Biography
George Lewis is an American composer, musicologist and trombonist. He is Edwin H. Case Professor of American Music at Columbia University, New York, and Artistic Director of the International Contemporary Ensemble. Lewis is also a Fellow of the American Academy of Arts and Sciences and the American Academy of Arts and Letters, a British Academy International Fellow and a member of the Akademie der Künste Berlin, with other honours including the Doris Duke Artist Award (2019), a MacArthur Fellowship (2002) and a Guggenheim Fellowship (2015).

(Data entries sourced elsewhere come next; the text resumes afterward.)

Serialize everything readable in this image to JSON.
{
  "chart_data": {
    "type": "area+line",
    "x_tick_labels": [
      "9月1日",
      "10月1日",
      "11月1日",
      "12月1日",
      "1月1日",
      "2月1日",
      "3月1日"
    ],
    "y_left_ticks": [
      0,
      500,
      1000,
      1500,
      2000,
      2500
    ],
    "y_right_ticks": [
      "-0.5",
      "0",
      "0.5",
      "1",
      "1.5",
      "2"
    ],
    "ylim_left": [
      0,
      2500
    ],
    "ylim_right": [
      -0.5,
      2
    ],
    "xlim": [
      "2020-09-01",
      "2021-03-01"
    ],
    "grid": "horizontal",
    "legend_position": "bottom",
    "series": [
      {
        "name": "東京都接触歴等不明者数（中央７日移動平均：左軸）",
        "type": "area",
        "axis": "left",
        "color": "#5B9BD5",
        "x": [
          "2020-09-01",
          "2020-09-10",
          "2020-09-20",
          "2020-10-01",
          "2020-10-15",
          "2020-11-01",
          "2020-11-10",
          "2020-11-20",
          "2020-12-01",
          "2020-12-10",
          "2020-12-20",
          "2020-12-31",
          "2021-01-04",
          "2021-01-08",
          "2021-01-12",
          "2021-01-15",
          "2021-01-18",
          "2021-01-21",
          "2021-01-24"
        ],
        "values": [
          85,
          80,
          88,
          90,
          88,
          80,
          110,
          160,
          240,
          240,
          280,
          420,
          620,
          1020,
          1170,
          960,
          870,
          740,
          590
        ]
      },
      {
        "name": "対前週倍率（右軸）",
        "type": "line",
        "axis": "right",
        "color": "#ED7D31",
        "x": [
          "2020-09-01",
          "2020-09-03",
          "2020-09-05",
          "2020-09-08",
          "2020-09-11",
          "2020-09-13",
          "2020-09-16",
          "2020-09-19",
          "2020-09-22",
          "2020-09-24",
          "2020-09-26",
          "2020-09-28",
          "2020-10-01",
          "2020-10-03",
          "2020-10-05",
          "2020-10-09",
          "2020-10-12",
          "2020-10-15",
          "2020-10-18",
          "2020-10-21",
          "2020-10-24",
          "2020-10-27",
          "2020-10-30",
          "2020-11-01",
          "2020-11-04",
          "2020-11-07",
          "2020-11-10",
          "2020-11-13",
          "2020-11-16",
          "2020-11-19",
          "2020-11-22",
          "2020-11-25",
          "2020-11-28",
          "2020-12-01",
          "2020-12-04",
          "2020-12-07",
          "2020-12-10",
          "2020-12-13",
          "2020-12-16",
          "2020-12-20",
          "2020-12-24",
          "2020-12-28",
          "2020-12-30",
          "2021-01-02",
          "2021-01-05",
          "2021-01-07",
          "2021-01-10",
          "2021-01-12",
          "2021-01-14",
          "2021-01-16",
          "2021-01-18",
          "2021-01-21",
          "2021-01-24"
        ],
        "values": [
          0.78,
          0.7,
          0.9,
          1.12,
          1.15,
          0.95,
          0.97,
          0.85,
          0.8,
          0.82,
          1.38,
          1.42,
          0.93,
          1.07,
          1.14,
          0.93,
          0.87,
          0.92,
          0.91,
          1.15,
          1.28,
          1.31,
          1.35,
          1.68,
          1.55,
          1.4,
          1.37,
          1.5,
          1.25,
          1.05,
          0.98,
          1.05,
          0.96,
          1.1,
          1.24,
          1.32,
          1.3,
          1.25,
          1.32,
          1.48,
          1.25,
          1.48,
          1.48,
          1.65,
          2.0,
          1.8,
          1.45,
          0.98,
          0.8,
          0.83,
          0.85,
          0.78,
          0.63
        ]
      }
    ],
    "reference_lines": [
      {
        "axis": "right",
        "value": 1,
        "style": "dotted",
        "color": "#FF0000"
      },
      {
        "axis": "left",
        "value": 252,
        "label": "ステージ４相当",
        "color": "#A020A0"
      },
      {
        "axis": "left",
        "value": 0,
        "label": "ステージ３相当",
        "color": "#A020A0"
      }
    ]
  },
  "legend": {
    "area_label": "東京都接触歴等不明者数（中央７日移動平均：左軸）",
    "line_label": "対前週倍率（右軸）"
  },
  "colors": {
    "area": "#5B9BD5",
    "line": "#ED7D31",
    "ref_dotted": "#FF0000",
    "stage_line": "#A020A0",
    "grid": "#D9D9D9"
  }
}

He has been a member of the Association for the Advancement of Creative Musicians (AACM) since 1971, and his work has been presented by ensembles worldwide and published by Edition Peters. A Yamaha Artist, Lewis is widely regarded as a pioneer in the creation of computer programmes that improvise in concert with human musicians. His books include A Power Stronger Than Itself: The AACM and American Experimental Music (University of Chicago Press, 2008), the Oxford Handbook of Critical Improvisation Studies, Volumes 1 & 2 (2016, co-edited with Benjamin Piekut), and Composing While Black: Afrodiasporic New Music Today/Afrodiasporische Neue Musik Heute (2023, co-edited with Harald Kisiedu). His opera The Comet (2024) was a finalist for the 2025 Pulitzer Prize.
Lewis holds honorary doctorates from the University of Edinburgh, Harvard University, the University of Pennsylvania, Oberlin College, the School of the Art Institute of Chicago, New England Conservatory, New College of Florida, Birmingham City University and Curtis Institute of Music, among others.